Dok. Google

Janji Manis Berakhir Tragis mungkin adalah kata yang tepat untuk menggambarkan nasib rakyat setelah berakhirnya pemilihan dalam pesta politik. Dalam dunia politik, kontestasi merupakan hal yang lumrah. Sehingga mengakibatkan banyak terjadi saling sikut, saling injak bahkan saling beradu kebolehan bersilat lidah di depan para pemilih maupun sukarelawan.

Tragis adalah yang akan didapat bagi yang masih percaya dengan kata-kata para politikus yang ulung maupun yang coro. Kecewa adalah garis finish dari perlombaan para sukarelawan polos yang mendukung mati-matian para elit maupun kader politik. 

Kalimat 'Saya akan... ' merupakan hal yang lumrah terdengar dari para calon ketua maupun perwakilan dalam pesta politik. Bahkan sudah seperti lirik wajib ketika akan melantunkan lagu bergenre politik. 

Ketika sebutan buaya disematkan kepada orang yang pandai gombal, ghosting, mempermainkan hati. Maka para calon Pemimpin ketika pesta politik berlangsung sangat layak mendapatkan julukan 'pemimpin para buaya' bahkan buaya sejati. 

Seperti yang banyak orang tahu bahwa buaya adalah hewan yang setia pada pasangannya dan hanya memiliki satu pasangan selama masa hidupnya. Maka akan kurang tepat ketika disematkan kepada para ahli bercinta tetapi akan lebih tepat di gelarkan kepada para calon ketika pesta politik berlangsung. Sama seperti buaya yang setia pada 1 pasangan dalam hidupnya, Mereka juga hanya setia pada satu tujuan dalam hidupnya yaitu jabatan. 

Janji akan memberi inilah, melakukan itulah, membuat inilah, membuat itulah ketika sudah terpilih hanya akan tetap janji saja. 

Hal ini bahkan pernah dilakukan salah satu presiden yang saat itu berkampanye pada Pemilihan Gubernur DKI Jakarta tahun 2012 lalu. Dilansir dari Kompas.com ketika itu ada seorang warga yang menagih janji di tengah hiruk pikuk suasana pembongkaran pemukiman di kawasan Pasar Ikan, Penjaringan, Jakarta Utara. Dengan tangan bergetar perempuan itu menunjukkan kertas bertuliskan 'Kontrak Politik' kepada calon gubernur DKI Jakarta 2012-2017, di mana Ahok menjadi wakilnya.

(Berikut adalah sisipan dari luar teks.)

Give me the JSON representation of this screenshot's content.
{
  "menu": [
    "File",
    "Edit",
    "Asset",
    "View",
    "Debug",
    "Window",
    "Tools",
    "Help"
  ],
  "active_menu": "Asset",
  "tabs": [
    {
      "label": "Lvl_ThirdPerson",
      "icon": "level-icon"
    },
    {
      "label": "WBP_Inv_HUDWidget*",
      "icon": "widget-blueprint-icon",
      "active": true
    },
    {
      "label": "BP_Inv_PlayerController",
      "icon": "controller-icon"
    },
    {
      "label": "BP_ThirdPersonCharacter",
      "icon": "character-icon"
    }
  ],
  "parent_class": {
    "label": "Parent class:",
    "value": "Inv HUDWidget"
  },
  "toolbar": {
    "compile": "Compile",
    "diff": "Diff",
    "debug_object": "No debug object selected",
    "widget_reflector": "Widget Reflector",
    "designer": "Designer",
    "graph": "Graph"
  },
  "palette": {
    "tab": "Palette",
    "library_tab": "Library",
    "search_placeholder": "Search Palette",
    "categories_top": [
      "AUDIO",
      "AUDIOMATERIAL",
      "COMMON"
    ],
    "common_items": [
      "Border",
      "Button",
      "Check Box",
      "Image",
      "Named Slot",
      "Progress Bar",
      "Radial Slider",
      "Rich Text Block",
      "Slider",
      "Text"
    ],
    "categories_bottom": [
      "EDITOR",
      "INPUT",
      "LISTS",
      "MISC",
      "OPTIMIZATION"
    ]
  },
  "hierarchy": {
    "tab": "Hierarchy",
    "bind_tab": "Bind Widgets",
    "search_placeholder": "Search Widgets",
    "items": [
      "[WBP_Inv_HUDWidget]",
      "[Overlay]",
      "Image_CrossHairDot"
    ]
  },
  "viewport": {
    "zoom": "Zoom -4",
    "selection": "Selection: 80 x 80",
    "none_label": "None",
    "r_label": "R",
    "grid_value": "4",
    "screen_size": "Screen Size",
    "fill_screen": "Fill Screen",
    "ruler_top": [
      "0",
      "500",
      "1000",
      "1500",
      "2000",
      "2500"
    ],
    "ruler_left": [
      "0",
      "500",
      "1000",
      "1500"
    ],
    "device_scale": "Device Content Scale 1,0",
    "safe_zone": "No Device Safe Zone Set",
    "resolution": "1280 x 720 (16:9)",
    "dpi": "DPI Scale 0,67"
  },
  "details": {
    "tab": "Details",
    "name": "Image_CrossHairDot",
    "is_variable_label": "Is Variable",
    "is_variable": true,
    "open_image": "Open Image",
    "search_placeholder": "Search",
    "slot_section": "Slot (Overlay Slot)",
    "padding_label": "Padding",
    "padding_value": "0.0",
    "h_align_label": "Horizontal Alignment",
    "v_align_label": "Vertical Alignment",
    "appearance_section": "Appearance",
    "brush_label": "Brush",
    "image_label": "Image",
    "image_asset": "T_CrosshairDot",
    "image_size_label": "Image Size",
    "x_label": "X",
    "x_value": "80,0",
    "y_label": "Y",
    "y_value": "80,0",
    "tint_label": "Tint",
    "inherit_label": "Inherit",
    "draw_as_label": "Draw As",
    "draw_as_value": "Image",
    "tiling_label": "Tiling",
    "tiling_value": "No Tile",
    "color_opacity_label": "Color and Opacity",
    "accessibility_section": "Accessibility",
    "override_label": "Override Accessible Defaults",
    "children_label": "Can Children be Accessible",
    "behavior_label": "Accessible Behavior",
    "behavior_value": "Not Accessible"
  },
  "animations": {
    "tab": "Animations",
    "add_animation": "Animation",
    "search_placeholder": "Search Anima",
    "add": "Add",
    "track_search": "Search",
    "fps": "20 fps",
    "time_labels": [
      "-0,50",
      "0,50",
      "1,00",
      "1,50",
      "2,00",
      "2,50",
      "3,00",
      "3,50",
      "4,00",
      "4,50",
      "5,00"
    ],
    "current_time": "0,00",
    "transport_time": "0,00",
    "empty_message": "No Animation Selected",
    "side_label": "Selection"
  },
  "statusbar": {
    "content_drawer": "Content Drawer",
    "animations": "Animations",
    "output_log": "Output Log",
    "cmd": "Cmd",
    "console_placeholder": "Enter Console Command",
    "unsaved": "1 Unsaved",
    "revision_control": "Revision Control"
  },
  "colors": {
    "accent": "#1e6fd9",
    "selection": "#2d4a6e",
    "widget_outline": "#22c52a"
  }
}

Dalam kontrak bertanggal Sabtu 15 September 2012 itu, politikus berjanji akan melibatkan warga dalam penyusunan Rencana Tata Ruang Wilayah (RTRW) dan penyusunan APBD dari mulai perencanaan, pelaksanaan dan pengawasan program pembangunan kota.

Hal itu juga terjadi lagi ketika beliau terpilih menjadi presiden periode 2014-2019 seperti dilansir dari DW.com. Beliau ketika itu berjanji akan memperkuat KPK juga tertuang dalam Program Nawacita. 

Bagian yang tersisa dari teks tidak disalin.